Then there are also the brands who take social action without labels, like Levi Strauss and their “Improving Worker Well-Being” initiative or Chobani’s efforts with immigrants and refugees. The chocolate producer Domori, which is a part of the illy Group SpA does not go the traditional route of Fairtrade because a farmer needs to pay application, inspection, and renewal fees ranging from $2,000 to $10,000 to be certified. Instead, Domori invests in the farmers themselves by training them to cultivate Criollo beans, the best in the world. 

From the start, Domori has had a joint venture with the Franceschi family in Hacienda San Josè, Venezuela. These close long-term relationships where Domori pays profitable prices are crucial because Domori is asking producers to grow a low-yield bean variety that represents 0.001% of the cocoa market. Domori could not create disruptive quality chocolate if they did not encourage and reward farmers who grow exceptional beans.

While the companies are taking actions to ensure the sustainability of their supply chains, the individual efforts to define their own standards have drawn much criticism. There is a certain inherent skepticism when anybody self-certifies because there is a possibility of presenting a false image. Third-party certifications are credible because they require objective auditing to make sure all stakeholders are following the same standards. Also, with overlapping standards it is confusing to know who is doing what. While it’s hard to keep a secret in the smartphone and social media driven world, it is only through exceptional storytelling about their sustainable efforts that companies can create customer trust. 

Storytelling is the way to show the differentiation between one company and another. However, according to Vincent Stanley, Director of Philosophy at Patagonia and a mentor during the 2017 Italia Innovation Program, “Companies don’t take it far enough. I think real storytelling is not going to our customers and seeing how they want us to look and then projecting that back on them.

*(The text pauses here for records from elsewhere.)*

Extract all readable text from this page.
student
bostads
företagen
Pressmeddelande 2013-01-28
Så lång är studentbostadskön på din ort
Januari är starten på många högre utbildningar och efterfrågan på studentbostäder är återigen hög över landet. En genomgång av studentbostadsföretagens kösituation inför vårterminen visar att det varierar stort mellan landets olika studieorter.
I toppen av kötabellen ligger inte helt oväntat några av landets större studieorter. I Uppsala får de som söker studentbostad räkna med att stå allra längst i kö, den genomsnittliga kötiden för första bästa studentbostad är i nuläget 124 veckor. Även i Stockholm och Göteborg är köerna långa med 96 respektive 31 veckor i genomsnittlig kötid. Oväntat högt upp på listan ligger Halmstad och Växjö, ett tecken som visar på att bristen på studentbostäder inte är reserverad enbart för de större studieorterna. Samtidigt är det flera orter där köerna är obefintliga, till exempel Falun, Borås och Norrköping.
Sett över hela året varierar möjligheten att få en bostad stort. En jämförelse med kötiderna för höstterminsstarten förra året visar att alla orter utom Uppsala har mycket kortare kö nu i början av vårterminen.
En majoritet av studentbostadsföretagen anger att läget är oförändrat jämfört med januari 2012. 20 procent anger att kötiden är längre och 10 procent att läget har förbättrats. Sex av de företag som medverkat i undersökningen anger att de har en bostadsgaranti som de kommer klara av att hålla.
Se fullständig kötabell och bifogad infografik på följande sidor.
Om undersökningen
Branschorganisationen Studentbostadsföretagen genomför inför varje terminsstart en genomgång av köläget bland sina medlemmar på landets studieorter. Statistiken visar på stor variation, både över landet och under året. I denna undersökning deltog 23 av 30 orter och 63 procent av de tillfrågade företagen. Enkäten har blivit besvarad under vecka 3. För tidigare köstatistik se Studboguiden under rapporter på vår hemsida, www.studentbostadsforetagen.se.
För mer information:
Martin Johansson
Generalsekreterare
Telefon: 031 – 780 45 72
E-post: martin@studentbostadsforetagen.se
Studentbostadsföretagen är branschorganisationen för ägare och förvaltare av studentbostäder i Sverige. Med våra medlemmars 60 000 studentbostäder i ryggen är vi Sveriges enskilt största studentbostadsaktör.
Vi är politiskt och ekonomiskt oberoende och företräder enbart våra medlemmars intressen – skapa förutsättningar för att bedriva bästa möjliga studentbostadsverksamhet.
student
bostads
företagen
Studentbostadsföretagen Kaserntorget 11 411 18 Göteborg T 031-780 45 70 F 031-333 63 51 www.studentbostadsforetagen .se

I think real storytelling comes from identifying what are the unique aspects of your company, its DNA. Sharing your strengths and weaknesses.” Not only does extensive sharing connect companies to their customers, but it also create an external and internal discipline for the company. 

Companies can look to the communications Stanley started at Patagonia as an example of how to share transparency. Whether it’s their blog, Footprint Chronicles, which shares extensive information about where products come from and the resources that go into them, or their Cleanest Line blog informing on why paid maternity leave has helped their company; Patagonia shares everything about the inner workings of the company, which creates authenticity. 

For consumers, navigating through certification labels requires some work. It is important to educate oneself and look at how much a company shares. Hopefully, with greater transparency, communities and companies will understand how to better address the social and environmental factors they face.

It is a bold move to not follow the accepted practice. It becomes not only an opportunity for third-party certifiers to look at themselves and see how they can improve but also an occasion for companies to push the boundaries of communication, delivering a tailored and comprehensive message that allows them to connect directly with their unique customers.